Plus tard dans la journée, deux jeunes hommes passent à côté de l'ancien château byzantin qui surplombe Pythio. Ils viennent d'Afghanistan et ils ont mis huit mois pour arriver jusqu'ici. « Nous allons à Athènes », explique Safiullah, 22 ans et originaire de Kunduz, dans le nord de l'Afghanistan. Laigul, son compatriote de 25 ans qui vient de Baghlan, est tout aussi décidé. Ils se sont rencontrés en route.

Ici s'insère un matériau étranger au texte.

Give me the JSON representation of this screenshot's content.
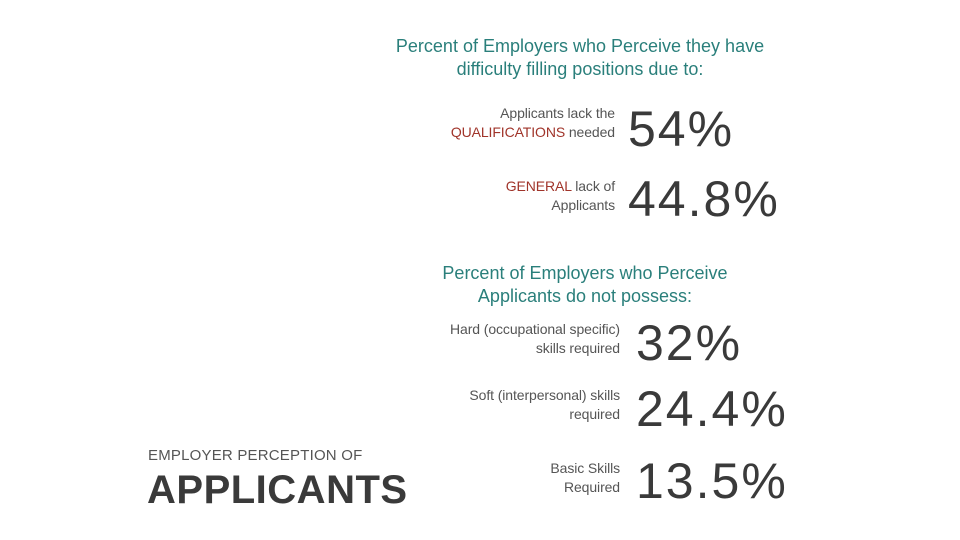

Les deux groupes ont effectué la traversée périlleuse depuis la Turquie, en traversant le fleuve Evros voisin, qui marque l’ensemble, à l’exception de 12,5 km, de cette frontière très tendue de 190 km. La veille encore, un corps a été retrouvé sur la rive grecque, le 12e pour cette année, par rapport aux neuf sur l’ensemble de l'année 2017. « Pour nous, c'est un nombre très élevé et nous nous attendons à en avoir d’autres », déclare le légiste Pavlidis Pavlos au HCR, l'Agence des Nations Unies pour les réfugiés, en ajoutant que d'autres, et notamment des enfants, ont été portés disparus ces derniers temps.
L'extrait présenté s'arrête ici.